The three pillars of insurance analytics

Published April 8, 2016   |   

The insurance industry is all about assessing risk and managing the same successfully. Life insurance industry operates intrinsically by balancing risk assessment and risk management. Compiled with a large volume of data the insurance industry operates with, arriving at meaningful information can be a challenging task. Also, the insurance industry is growing competitive with each passing year and numbers of insurance service providers are constantly on the rise. In such a scenario only those companies that can increase their top and bottom growth line can stay competitive and profitable in the long run.

Understanding Insurance Analytics

Insurance companies use a large chunk of data available with them and develop new tools to understand and analyze the data for their profitability. This process of using large chunks of data to understand the market dynamic and risk assessment is known as insurance analytics. Insurance analytics can go a long way in helping insurance companies develop their business model and various insurance products which allow the companies to stay profitable while attracting new clients and retaining existing ones.

Insurance Analytics and Business Blueprint

For New Entrants: Analytics can help insurance companies who plan to enter new market segments. For example, with FDI in the Indian insurance sector now increased to 49%, more and more insurance companies are likely to enter the Indian markets. Before entering to a new market, they need offer products that have been developed for the local population, making them attractive for Indians as a whole.

For Staying Profitable: On the other hand, the companies also have to take note that they remain profitable and do not end up losing money while offering protective services to the clients. Insurance analytics data helps companies to balance such a dilemma allowing them to grow and sustain business in the long run.

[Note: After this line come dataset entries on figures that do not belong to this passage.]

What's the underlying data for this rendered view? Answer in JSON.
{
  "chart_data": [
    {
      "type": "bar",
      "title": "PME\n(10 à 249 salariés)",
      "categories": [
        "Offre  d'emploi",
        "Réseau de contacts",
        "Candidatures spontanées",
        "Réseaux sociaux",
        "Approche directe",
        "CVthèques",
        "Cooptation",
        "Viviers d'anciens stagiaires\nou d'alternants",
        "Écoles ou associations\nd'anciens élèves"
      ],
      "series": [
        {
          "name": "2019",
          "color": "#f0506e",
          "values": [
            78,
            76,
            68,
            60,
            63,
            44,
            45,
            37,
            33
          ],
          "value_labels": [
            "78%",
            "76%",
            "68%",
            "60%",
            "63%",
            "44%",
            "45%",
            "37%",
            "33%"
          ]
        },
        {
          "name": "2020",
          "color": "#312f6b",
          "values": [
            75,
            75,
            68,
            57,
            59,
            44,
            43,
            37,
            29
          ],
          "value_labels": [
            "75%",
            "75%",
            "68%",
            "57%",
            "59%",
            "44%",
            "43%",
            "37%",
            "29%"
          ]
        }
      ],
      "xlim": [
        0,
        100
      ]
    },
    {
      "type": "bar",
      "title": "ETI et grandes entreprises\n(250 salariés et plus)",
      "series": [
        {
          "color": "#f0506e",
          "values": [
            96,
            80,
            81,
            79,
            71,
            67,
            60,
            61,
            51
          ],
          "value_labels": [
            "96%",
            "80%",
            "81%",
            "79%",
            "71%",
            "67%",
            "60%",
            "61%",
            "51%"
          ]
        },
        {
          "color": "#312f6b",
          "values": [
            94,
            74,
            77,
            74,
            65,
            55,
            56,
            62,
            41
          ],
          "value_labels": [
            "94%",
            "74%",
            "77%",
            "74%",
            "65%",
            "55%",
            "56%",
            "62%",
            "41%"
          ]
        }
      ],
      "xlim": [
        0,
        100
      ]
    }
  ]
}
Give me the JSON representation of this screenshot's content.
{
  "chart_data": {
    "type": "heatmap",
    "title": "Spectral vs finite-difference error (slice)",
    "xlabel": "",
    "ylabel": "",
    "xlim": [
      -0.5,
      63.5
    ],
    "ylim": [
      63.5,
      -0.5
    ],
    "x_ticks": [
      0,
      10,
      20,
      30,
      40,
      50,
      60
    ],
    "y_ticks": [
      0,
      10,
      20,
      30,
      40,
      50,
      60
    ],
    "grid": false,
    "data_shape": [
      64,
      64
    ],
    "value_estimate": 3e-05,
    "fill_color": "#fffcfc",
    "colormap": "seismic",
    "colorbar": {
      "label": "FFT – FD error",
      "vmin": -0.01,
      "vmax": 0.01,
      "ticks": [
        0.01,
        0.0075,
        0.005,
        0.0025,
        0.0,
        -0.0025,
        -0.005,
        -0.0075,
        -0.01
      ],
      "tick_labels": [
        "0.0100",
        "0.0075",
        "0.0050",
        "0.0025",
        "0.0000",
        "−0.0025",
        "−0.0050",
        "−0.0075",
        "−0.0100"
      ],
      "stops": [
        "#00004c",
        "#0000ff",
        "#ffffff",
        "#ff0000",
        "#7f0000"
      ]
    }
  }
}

Three Significant Pillars of Insurance Analytics

The three most important aspects of a well defined insurance analytics data is to acquire new customers, retain the existing ones and analyzing risk management to stay profitable in the long term.
• Analytics and Customer Acquisition: Insurance analytics if performed optimally can reduce the cost of customer acquisition. Each insurance company spends a big amount on their marketing programs. An insurance analytical tool offers solutions to the company listing the marketing tool offering best return on investment. Using such analytical tools, companies can acquire new customers staying well within their marketing budgets across all market segments.
• Analytics and Customer Retention: Insurance analytics helps companies devise a strategy to make sure that they retain their customers over a long period of time and lowering policy lapses. The sooner a policy lapse happens, the chances of insurance company losing money is substantially higher. Since most policy lapses that happen within the first year by directly impacting the acquisition costs for the insurance company, having a customer retention program holds paramount significance. Insurance analytics data can help companies make sure they sustain their customers over a long period of time resulting in both brand development and cutting out any losses.
• Analytics and Risk Management: Insurance analytics can help insurance companies understand risk management in various markets. This can be a useful tool while developing new insurance products driving revenue growth. Rather than using a predictive analysis, companies are beginning to use area specific market analytics to understand the risks associated with introduction of a particular insurance product allowing companies to judge their profitability before venturing into the market.

Since market uncertainty and the rising costs mean that finding profitable customers remains a challenge for the industry overall, balancing both new customer acquisitions while retaining the older ones is an important element of success.